If sex were music, what would it sound like? Our pop stars and musicians have come up with some deft approximations over the years, but nothing quite as literal as Rory Viner. The Japan-based sound artist has been strapping movement sensors across his and his partner’s bodies during intercourse, feeding the signal to software programmed to respond with synthesizer notes, and playing the output back live.
This is what sex music really sounds like:
“The whole point was to explore how sound can dilate emotional immediacy,” Viner told me in an email explaining the new project, which he calls “Sex, Sensors, and Music.”
Viner, who made headlines last year when he translated Japanese suicide statistics into a 22-minute piano opus, says that what we’re listening to is the aural equivalent of the highs and lows of actual sex.
“The more intensity, the quicker the sensors triggered,” he said. “That is, more physical contact set off the sensors more rapidly. That score was a whole, cough, act so to speak.”
In a blog post on his website, he explains the inspiration for the project, which isn’t just rooted in an interest in sex sounds, but in self-monitoring and data-sharing:
“The corporeal self is constantly being self monitored and other-monitored as our technological self extends. As the intimate becomes public, how does the emotional distance change? What is more intimate than our sex acts? What if the biometric data from our sex were exchanged or collected live? Would we feel more close or distant to ourselves and our partners?
"In my this experiment, I transformed sexual kinesthetic movements into sound. To accomplish this, I attached various piezoelectric sensors to myself and my partner at the waist and limbs and streamed and recorded the live output. Each piezoelectric sensor was programmed to trigger a different, specific note within an Arduino sketch after the sensors were connected to a microcontroller. The notes as MIDI data were then sent out of the Arduino program and into a synthesizer. This output was streamed live to be heard during intercourse in order to create a feedback loop where both the sound and our movement would interact with each other- our bodies instrumental, editing our actions in real time to change our behavior in order to change the musical output."

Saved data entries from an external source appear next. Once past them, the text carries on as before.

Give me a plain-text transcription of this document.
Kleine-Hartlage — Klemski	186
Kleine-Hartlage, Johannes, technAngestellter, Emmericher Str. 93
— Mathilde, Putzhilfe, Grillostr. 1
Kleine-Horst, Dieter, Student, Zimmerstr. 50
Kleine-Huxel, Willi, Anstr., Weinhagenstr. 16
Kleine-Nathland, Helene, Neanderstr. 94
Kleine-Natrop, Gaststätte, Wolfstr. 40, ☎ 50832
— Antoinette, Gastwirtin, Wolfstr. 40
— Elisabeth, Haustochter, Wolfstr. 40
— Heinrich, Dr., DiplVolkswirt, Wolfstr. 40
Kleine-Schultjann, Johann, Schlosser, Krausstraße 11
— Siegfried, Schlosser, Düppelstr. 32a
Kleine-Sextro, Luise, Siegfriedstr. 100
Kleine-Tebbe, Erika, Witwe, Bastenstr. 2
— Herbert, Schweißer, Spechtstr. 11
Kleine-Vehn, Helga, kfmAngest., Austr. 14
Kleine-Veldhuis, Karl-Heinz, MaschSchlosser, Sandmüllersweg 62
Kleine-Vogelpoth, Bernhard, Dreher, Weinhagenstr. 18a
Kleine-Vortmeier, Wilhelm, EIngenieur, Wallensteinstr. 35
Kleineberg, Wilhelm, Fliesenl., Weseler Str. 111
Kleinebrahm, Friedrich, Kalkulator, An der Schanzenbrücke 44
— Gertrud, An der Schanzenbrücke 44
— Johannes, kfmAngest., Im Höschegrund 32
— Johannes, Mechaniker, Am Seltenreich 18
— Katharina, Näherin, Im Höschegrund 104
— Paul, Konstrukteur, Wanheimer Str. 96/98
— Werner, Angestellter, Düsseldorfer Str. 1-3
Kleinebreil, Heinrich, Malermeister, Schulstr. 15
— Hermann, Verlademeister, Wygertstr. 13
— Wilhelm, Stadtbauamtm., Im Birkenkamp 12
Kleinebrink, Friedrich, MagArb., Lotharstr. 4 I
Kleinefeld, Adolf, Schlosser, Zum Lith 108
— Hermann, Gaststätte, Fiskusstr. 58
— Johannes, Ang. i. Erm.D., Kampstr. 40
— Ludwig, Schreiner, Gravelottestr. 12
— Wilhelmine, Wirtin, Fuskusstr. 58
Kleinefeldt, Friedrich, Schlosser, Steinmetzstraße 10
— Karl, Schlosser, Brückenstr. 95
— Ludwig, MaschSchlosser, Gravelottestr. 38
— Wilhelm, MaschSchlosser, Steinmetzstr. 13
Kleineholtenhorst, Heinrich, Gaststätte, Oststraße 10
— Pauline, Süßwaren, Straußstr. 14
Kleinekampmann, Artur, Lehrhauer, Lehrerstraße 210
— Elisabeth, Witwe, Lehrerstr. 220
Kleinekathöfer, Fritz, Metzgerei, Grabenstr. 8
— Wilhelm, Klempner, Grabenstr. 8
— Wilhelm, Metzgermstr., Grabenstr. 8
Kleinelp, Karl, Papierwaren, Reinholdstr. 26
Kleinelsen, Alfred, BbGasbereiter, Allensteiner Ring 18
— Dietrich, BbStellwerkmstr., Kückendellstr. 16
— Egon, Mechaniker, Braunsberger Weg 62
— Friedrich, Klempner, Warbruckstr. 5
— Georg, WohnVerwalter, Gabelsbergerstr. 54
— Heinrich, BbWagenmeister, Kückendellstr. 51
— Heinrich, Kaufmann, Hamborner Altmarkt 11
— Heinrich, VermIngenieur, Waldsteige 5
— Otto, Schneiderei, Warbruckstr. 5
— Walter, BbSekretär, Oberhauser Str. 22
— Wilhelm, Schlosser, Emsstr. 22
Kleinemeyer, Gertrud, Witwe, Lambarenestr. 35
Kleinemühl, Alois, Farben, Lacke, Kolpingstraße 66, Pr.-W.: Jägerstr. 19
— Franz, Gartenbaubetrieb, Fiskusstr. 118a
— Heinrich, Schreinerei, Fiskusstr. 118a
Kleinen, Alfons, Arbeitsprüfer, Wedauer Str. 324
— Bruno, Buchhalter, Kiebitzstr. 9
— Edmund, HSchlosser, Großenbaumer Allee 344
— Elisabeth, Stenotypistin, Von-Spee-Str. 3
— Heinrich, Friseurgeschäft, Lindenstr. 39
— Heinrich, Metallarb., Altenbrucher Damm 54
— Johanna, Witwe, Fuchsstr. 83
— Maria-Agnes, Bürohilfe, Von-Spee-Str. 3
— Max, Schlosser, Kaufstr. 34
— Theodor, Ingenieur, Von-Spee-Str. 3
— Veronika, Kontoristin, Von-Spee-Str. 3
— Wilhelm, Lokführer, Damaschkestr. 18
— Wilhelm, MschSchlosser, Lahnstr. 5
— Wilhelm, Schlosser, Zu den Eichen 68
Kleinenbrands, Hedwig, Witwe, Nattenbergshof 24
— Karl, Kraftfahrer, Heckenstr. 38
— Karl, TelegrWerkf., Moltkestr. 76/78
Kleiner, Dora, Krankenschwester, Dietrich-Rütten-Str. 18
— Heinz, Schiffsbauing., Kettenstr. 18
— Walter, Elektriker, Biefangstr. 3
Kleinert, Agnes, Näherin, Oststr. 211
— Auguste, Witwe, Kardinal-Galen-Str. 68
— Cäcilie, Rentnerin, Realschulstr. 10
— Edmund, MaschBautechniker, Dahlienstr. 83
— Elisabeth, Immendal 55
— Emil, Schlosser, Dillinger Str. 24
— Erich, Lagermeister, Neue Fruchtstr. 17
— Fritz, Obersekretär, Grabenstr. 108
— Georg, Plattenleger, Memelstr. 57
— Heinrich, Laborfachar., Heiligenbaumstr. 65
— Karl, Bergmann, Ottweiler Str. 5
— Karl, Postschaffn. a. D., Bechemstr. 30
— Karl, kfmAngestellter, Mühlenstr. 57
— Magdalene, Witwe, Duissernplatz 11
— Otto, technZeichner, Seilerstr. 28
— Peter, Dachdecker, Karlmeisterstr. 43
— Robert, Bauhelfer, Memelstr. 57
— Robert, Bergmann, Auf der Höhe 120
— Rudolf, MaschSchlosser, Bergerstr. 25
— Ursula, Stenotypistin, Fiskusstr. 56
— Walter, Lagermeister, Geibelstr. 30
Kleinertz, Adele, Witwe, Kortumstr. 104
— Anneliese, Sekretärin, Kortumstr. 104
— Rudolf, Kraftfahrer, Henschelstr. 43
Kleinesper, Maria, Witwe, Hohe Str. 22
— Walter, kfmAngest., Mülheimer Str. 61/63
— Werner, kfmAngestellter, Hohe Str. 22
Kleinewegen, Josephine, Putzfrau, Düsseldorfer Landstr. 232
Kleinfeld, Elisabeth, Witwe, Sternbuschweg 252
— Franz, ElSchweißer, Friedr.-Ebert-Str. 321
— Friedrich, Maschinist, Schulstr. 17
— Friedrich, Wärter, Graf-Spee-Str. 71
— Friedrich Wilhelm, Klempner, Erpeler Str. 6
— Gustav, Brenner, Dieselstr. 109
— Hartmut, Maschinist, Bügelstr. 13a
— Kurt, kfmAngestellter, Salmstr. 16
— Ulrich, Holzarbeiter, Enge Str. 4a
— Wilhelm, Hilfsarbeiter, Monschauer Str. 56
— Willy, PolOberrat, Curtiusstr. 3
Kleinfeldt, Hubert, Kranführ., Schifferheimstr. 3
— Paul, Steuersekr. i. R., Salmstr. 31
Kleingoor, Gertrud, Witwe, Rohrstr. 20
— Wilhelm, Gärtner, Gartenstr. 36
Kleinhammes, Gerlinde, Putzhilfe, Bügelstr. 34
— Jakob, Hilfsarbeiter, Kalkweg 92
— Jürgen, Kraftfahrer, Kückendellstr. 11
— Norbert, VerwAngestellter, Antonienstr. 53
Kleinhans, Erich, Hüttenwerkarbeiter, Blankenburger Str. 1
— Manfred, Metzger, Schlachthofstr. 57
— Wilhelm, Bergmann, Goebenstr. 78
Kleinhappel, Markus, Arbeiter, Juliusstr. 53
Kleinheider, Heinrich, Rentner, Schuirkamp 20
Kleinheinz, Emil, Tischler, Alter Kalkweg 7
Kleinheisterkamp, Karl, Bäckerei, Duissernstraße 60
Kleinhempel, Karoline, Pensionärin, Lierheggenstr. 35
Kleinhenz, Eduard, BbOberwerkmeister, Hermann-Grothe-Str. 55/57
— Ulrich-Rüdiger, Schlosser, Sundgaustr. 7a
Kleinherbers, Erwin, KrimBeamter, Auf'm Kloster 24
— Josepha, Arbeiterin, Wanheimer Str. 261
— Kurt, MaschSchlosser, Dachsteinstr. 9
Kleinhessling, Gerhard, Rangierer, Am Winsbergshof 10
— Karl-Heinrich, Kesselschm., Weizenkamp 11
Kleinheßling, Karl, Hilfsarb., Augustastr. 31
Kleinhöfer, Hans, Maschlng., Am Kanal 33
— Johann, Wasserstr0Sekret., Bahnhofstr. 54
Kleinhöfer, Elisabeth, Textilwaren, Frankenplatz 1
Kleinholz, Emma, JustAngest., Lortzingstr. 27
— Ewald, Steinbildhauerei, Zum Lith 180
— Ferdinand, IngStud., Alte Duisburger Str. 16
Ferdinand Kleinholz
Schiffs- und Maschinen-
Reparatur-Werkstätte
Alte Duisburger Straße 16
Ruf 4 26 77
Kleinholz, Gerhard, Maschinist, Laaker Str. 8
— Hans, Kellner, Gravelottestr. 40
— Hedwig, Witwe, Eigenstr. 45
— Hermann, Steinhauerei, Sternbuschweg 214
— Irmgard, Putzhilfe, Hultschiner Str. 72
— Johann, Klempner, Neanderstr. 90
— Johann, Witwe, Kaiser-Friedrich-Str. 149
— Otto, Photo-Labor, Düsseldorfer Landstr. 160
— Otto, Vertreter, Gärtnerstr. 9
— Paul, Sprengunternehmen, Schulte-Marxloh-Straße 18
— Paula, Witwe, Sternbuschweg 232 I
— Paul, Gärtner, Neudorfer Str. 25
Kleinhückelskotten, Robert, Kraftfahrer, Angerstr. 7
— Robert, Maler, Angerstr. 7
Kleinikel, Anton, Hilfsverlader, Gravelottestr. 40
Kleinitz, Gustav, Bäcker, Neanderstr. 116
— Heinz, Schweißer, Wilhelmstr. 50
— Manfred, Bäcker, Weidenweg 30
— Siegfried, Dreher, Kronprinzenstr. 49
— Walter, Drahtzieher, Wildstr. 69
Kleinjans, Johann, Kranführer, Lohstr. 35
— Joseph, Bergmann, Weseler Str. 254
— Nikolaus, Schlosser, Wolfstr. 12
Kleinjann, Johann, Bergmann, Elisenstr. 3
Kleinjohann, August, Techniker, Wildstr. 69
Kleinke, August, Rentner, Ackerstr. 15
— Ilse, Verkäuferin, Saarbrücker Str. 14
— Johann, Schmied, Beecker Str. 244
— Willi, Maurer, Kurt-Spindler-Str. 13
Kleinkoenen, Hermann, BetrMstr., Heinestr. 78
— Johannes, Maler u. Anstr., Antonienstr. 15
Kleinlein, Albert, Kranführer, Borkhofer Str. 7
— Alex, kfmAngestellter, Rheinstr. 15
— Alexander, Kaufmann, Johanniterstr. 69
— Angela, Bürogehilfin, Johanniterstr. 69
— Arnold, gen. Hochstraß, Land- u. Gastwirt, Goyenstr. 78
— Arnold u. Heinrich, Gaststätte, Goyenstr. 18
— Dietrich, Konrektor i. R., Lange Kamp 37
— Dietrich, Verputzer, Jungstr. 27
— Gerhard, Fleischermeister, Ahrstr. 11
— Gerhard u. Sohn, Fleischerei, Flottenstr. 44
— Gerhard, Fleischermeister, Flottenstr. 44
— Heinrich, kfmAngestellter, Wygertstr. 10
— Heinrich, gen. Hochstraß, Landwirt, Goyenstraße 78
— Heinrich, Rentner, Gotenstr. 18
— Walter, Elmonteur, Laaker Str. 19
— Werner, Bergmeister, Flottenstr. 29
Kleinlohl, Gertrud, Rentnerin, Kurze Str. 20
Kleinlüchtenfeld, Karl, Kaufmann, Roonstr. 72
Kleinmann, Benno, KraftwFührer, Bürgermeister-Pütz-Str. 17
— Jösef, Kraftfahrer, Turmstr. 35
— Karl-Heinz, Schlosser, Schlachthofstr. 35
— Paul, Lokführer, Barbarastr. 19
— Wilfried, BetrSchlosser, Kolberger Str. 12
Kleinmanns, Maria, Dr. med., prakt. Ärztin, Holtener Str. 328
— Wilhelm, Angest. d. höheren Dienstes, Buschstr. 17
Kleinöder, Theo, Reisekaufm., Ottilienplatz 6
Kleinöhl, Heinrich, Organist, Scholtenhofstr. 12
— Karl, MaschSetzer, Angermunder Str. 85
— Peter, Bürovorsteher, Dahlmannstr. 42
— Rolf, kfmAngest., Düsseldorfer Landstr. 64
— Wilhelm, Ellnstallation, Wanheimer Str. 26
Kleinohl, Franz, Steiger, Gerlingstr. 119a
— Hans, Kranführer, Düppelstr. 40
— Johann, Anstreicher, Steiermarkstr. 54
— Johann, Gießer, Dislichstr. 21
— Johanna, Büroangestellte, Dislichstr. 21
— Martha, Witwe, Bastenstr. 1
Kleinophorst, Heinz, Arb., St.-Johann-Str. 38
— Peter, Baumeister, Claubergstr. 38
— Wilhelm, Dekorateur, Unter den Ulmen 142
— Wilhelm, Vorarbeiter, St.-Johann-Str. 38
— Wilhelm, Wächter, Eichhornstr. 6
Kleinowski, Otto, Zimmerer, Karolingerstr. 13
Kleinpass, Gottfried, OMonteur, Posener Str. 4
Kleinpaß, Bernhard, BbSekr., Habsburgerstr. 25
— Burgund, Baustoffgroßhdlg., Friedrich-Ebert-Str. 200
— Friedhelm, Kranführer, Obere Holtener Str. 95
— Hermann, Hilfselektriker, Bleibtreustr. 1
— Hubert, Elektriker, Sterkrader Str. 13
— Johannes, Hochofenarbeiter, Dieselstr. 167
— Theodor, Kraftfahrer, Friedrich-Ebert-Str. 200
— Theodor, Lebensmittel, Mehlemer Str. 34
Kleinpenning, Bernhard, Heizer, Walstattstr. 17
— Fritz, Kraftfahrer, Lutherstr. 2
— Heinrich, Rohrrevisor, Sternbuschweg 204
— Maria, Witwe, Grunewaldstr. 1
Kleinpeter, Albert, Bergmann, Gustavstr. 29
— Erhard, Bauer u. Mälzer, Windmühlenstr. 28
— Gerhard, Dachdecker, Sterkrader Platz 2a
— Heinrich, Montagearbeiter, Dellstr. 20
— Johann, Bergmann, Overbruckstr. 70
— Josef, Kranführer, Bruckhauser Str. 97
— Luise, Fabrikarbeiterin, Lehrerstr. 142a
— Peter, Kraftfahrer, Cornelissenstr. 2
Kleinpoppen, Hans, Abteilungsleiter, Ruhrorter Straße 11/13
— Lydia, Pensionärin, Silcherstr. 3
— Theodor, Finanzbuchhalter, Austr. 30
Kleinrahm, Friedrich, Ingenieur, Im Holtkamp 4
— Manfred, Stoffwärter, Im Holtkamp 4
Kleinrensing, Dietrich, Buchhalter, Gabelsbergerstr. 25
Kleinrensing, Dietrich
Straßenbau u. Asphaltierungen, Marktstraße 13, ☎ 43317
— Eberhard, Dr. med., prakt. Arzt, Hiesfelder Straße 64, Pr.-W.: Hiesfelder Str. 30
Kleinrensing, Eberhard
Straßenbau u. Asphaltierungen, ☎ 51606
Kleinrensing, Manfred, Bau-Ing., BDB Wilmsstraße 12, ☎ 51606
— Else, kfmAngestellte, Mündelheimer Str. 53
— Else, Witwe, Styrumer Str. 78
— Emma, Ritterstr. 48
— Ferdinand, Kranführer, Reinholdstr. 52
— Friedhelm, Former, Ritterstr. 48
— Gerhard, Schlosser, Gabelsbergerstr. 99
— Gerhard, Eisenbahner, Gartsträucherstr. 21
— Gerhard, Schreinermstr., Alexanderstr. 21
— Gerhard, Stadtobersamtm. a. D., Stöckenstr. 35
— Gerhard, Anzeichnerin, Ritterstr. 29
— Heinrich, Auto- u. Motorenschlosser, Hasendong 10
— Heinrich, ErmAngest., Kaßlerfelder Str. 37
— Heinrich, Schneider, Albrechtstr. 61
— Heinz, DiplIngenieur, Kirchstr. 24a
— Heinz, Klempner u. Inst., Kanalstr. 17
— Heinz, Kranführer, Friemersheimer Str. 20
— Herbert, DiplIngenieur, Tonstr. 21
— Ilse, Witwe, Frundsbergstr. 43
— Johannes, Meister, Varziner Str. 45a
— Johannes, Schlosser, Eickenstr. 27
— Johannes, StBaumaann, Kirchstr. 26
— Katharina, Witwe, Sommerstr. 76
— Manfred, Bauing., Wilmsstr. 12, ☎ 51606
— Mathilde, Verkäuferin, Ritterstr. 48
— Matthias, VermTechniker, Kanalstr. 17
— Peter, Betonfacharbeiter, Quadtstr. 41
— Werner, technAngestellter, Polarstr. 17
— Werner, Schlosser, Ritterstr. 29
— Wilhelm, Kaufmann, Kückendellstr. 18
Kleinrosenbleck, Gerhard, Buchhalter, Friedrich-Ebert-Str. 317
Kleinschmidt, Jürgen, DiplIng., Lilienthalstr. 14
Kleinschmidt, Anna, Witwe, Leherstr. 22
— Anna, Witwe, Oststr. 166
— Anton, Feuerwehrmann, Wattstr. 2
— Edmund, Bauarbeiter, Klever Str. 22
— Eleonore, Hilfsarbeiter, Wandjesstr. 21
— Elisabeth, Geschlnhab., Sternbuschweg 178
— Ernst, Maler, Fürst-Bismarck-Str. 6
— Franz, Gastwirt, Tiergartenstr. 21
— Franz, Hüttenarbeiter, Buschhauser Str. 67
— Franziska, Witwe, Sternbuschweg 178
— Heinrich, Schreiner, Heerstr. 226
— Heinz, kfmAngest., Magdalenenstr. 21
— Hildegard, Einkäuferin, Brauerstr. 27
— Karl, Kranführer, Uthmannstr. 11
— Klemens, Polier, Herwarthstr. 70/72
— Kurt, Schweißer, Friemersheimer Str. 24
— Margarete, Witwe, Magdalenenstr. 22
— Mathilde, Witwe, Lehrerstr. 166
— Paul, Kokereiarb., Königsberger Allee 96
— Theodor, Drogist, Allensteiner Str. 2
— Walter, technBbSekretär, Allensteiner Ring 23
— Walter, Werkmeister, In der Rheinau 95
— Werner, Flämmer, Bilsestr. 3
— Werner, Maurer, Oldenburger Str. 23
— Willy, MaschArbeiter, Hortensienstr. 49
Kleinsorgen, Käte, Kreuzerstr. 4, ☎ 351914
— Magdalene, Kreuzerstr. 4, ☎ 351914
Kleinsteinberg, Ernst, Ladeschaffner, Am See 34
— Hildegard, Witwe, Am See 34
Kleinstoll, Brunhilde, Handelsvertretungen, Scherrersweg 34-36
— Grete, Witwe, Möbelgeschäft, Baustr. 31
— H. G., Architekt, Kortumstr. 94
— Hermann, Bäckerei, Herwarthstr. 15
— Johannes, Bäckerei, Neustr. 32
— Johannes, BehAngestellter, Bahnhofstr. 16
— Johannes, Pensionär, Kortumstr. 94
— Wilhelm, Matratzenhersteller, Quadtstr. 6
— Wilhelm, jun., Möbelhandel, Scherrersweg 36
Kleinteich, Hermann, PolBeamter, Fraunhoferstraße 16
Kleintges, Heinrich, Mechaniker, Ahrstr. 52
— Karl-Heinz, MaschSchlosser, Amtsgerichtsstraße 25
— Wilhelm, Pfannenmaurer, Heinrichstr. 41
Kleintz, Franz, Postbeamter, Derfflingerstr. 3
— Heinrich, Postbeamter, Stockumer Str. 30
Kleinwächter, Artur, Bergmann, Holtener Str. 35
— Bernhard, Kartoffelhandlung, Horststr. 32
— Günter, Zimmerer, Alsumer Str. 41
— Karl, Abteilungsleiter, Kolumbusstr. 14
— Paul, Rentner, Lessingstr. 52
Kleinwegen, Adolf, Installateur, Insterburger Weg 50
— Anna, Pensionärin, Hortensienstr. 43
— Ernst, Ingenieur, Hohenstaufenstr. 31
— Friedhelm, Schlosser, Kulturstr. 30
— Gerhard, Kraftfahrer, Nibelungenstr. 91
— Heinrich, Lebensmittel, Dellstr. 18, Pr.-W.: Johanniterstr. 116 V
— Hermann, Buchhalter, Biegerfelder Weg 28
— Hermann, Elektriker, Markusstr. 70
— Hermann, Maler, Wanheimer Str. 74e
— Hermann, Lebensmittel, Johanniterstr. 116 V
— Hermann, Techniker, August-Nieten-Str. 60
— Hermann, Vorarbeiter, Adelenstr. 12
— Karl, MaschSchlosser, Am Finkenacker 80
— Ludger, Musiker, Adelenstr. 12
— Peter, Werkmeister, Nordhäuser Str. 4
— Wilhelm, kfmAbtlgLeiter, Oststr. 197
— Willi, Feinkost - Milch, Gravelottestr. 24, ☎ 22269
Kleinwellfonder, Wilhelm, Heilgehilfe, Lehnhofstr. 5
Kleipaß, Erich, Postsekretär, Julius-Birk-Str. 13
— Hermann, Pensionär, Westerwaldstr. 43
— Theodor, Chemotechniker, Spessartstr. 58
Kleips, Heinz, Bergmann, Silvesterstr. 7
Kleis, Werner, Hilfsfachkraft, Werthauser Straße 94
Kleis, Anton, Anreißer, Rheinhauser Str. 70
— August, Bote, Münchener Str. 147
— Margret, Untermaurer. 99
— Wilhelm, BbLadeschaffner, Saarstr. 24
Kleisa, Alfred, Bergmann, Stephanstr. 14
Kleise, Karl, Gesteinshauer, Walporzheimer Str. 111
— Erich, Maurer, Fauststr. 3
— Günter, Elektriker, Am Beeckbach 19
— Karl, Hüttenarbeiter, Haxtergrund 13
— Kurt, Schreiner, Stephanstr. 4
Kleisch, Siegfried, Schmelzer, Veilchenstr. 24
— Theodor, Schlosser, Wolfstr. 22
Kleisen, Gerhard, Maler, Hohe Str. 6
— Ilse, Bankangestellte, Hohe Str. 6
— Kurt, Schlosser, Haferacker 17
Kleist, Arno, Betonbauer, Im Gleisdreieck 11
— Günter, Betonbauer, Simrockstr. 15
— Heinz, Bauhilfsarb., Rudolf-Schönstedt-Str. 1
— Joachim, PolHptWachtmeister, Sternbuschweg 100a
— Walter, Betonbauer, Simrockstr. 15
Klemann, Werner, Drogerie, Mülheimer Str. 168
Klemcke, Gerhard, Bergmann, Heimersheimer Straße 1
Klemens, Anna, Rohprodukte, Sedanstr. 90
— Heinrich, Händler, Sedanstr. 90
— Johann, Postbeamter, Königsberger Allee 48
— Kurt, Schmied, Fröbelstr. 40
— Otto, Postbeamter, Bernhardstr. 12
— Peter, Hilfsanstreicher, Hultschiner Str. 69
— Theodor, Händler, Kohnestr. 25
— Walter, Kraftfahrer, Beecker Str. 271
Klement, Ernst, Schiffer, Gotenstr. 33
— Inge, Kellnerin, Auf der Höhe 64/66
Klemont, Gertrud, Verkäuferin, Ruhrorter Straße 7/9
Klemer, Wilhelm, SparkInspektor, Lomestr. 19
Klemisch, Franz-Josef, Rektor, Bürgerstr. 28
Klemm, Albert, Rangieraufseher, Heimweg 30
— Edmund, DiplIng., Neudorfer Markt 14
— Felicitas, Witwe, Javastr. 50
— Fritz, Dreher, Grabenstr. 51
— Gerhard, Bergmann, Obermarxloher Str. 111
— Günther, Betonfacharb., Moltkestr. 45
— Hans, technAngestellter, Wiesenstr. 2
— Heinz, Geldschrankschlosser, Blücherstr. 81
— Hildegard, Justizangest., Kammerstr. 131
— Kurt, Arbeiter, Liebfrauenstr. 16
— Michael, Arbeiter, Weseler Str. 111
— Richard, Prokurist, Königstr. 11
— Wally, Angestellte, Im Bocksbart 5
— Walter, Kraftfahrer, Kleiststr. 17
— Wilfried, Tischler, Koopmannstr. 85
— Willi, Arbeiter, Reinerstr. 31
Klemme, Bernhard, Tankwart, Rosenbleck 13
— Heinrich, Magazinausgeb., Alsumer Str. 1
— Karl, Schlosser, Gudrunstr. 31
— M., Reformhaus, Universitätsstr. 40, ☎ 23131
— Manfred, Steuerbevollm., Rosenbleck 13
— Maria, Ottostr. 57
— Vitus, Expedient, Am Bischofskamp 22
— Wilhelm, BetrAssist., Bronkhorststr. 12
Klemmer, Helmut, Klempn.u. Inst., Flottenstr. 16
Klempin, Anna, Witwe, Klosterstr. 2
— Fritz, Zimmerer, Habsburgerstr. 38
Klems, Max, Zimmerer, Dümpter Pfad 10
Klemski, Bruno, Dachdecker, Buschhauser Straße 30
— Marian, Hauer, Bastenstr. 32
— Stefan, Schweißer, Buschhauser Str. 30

So, you’re listening to Viner and his partner, covered in motion sensors, limbs akimbo, triggering a flurry of notes and progressions that do indeed mimic the sound of the real thing—just a bit more delineated and polished than, say, a porn soundtrack. Personally, I find it melancholic and beautiful.
Still, Viner says that the project ultimately actually thwarted his expectations.
“I thought I would be closer to the person but the effect was the opposite,” he wrote me. “I had previously thought that this feedback loop would create a greater sympatico or feelings of connectedness, but the experience itself was quite different."
"Rather than collapsing distance," he continued, "in fact, this created a distance that interfered with the emotional immediacy of the event, creating a sort of depersonalized effect.”
Electric sex symphonies, then, may be something of an acquired taste.